Worrall Eve, Hill Jenny, Webster Jayne, Mortimer Julia
Health Policy Unit, London School of Hygiene and Tropical Medicine, London, UK.
Trop Med Int Health. 2005 Jan;10(1):19-31. doi: 10.1111/j.1365-3156.2004.01355.x.
Widespread coverage of vulnerable populations with insecticide-treated nets (ITNs) constitutes an important component of the Roll Back Malaria (RBM) strategy to control malaria. The Abuja Targets call for 60% coverage of children under 5 years of age and pregnant women by 2005; but current coverage in Africa is unacceptably low. The RBM 'Strategic Framework for Coordinated National Action in Scaling-up Insecticide-Treated Netting Programmes in Africa' promotes coordinated national action and advocates sustained public provision of targeted subsidies to maximise public health benefits, alongside support and stimulation of the private sector. Several countries have already planned or initiated targeted subsidy schemes either on a pilot scale or on a national scale, and have valuable experience which can inform future interventions. The WHO RBM 'Workshop on mapping models for delivering ITNs through targeted subsidies' held in Zambia in 2003 provided an opportunity to share and document these country experiences. This paper brings together experiences presented at the workshop with other information on experiences of targeting subsidies on ITNs, net treatment kits and retreatment services (ITN products) in order to describe alternative approaches, highlight their similarities and differences, outline lessons learnt, and identify gaps in knowledge. We find that while there is a growing body of knowledge on different approaches to targeting ITN subsidies, there are significant gaps in knowledge in crucial areas. Key questions regarding how best to target, how much it will cost and what outcomes (levels of coverage) to expect remain unanswered. High quality, well-funded monitoring and evaluation of alternative approaches to targeting ITN subsidies is vital to develop a knowledge base so that countries can design and implement effective strategies to target ITN subsidies.

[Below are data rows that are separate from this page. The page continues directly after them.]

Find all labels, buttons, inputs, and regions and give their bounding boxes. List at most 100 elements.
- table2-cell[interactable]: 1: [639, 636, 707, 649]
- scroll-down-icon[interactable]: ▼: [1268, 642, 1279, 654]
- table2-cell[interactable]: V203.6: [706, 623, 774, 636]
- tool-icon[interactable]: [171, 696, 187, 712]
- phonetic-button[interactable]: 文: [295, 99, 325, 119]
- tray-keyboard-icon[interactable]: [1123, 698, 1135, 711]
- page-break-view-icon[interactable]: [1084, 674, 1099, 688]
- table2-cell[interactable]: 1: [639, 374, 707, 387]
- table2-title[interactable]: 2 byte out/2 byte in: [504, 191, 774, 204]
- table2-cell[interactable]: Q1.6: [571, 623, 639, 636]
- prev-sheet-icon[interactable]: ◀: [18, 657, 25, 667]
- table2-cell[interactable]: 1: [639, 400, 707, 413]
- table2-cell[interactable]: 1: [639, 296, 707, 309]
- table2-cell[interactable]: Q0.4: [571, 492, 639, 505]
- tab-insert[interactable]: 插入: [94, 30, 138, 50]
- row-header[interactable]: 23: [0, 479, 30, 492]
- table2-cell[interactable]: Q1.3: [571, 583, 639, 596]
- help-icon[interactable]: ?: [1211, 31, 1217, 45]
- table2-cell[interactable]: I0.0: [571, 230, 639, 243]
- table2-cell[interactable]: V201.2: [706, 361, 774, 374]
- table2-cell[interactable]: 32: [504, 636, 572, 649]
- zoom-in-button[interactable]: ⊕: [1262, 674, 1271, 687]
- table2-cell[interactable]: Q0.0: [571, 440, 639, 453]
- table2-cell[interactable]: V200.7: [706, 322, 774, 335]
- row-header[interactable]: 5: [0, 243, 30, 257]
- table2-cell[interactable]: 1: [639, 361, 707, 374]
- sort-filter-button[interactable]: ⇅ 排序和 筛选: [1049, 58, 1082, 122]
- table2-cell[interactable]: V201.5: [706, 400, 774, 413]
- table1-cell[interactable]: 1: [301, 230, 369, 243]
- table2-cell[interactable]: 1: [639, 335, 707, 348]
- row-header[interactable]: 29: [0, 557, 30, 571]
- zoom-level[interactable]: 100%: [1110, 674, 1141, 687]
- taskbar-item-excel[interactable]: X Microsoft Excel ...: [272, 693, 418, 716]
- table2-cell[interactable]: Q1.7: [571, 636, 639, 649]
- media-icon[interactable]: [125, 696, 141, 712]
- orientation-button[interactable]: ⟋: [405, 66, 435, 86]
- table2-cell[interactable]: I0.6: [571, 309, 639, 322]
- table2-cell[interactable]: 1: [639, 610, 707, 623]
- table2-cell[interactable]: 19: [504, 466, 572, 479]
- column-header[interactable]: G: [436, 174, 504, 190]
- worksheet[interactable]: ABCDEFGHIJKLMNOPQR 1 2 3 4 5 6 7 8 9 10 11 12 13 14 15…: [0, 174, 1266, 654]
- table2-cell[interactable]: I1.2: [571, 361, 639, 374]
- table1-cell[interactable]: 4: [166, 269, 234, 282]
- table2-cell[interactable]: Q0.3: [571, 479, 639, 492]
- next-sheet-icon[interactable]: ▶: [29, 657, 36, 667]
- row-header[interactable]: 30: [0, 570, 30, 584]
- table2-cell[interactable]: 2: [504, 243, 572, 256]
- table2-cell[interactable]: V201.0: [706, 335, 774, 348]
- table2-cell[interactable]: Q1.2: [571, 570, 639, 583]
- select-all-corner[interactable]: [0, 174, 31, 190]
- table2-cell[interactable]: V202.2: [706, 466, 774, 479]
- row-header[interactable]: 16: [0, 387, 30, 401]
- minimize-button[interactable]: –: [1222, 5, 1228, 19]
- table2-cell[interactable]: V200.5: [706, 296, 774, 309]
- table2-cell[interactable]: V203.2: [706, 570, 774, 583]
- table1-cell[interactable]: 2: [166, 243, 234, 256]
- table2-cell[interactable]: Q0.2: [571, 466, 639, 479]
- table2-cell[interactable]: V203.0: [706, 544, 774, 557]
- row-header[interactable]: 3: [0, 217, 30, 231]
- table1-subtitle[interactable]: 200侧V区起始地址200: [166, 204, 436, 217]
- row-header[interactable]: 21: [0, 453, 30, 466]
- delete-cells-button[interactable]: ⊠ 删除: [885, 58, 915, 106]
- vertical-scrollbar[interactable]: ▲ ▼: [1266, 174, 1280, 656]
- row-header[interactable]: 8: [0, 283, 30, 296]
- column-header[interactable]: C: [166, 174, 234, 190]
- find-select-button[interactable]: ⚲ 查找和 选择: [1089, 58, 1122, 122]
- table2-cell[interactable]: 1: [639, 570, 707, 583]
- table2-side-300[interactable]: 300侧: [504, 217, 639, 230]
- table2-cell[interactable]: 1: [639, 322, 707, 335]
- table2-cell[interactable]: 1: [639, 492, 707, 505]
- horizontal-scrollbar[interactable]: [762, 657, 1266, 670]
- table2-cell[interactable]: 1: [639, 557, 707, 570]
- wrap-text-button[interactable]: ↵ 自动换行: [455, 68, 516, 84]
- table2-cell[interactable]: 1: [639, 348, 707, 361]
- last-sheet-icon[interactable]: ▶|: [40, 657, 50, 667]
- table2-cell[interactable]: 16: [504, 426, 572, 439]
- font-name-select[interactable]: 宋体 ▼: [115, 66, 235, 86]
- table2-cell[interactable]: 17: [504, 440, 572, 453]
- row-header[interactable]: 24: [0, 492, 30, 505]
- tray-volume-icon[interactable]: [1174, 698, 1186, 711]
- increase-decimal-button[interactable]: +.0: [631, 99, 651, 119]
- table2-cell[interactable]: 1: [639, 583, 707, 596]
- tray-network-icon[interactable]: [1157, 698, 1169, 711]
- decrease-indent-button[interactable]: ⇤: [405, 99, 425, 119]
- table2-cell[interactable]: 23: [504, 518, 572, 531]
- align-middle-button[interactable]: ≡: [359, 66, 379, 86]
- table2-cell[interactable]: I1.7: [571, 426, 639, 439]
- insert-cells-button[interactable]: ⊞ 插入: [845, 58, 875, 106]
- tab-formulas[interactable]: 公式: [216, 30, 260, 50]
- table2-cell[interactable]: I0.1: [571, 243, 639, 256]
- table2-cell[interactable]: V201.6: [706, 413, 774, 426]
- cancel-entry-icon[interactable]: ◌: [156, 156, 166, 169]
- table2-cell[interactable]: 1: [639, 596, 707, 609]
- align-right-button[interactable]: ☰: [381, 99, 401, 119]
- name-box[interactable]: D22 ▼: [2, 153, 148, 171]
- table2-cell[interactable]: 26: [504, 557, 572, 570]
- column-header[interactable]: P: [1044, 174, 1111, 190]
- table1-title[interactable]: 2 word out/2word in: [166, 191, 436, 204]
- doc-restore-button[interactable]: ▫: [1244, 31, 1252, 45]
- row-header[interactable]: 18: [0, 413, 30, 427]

用杀虫剂处理过的蚊帐(ITNs)广泛覆盖弱势群体是控制疟疾的“击退疟疾”(RBM)战略的一个重要组成部分。《阿布贾目标》要求到2005年5岁以下儿童和孕妇的蚊帐覆盖率达到60%;但目前非洲的覆盖率低得令人无法接受。RBM的“非洲扩大杀虫剂处理蚊帐项目国家协调行动战略框架”促进国家协调行动,并倡导持续由公共部门提供有针对性的补贴,以最大限度地提高公共卫生效益,同时支持和刺激私营部门。一些国家已经在试点规模或全国范围内规划或启动了有针对性的补贴计划,并积累了宝贵经验,可为未来的干预措施提供参考。2003年在赞比亚举行的世卫组织RBM“通过有针对性的补贴提供杀虫剂处理蚊帐的绘图模型研讨会”提供了一个分享和记录这些国家经验的机会。本文汇集了研讨会上介绍的经验以及关于针对杀虫剂处理蚊帐、蚊帐处理套件和再处理服务(ITN产品)的补贴经验的其他信息,以描述替代方法,突出它们的异同,概述经验教训,并找出知识空白。我们发现,虽然关于针对ITN补贴的不同方法的知识越来越多,但在关键领域仍存在重大知识空白。关于如何最佳地确定目标、成本多少以及预期会有什么结果(覆盖率水平)等关键问题仍未得到解答。对针对ITN补贴的替代方法进行高质量、资金充足的监测和评估对于建立知识库至关重要,这样各国才能设计和实施有效的ITN补贴目标战略。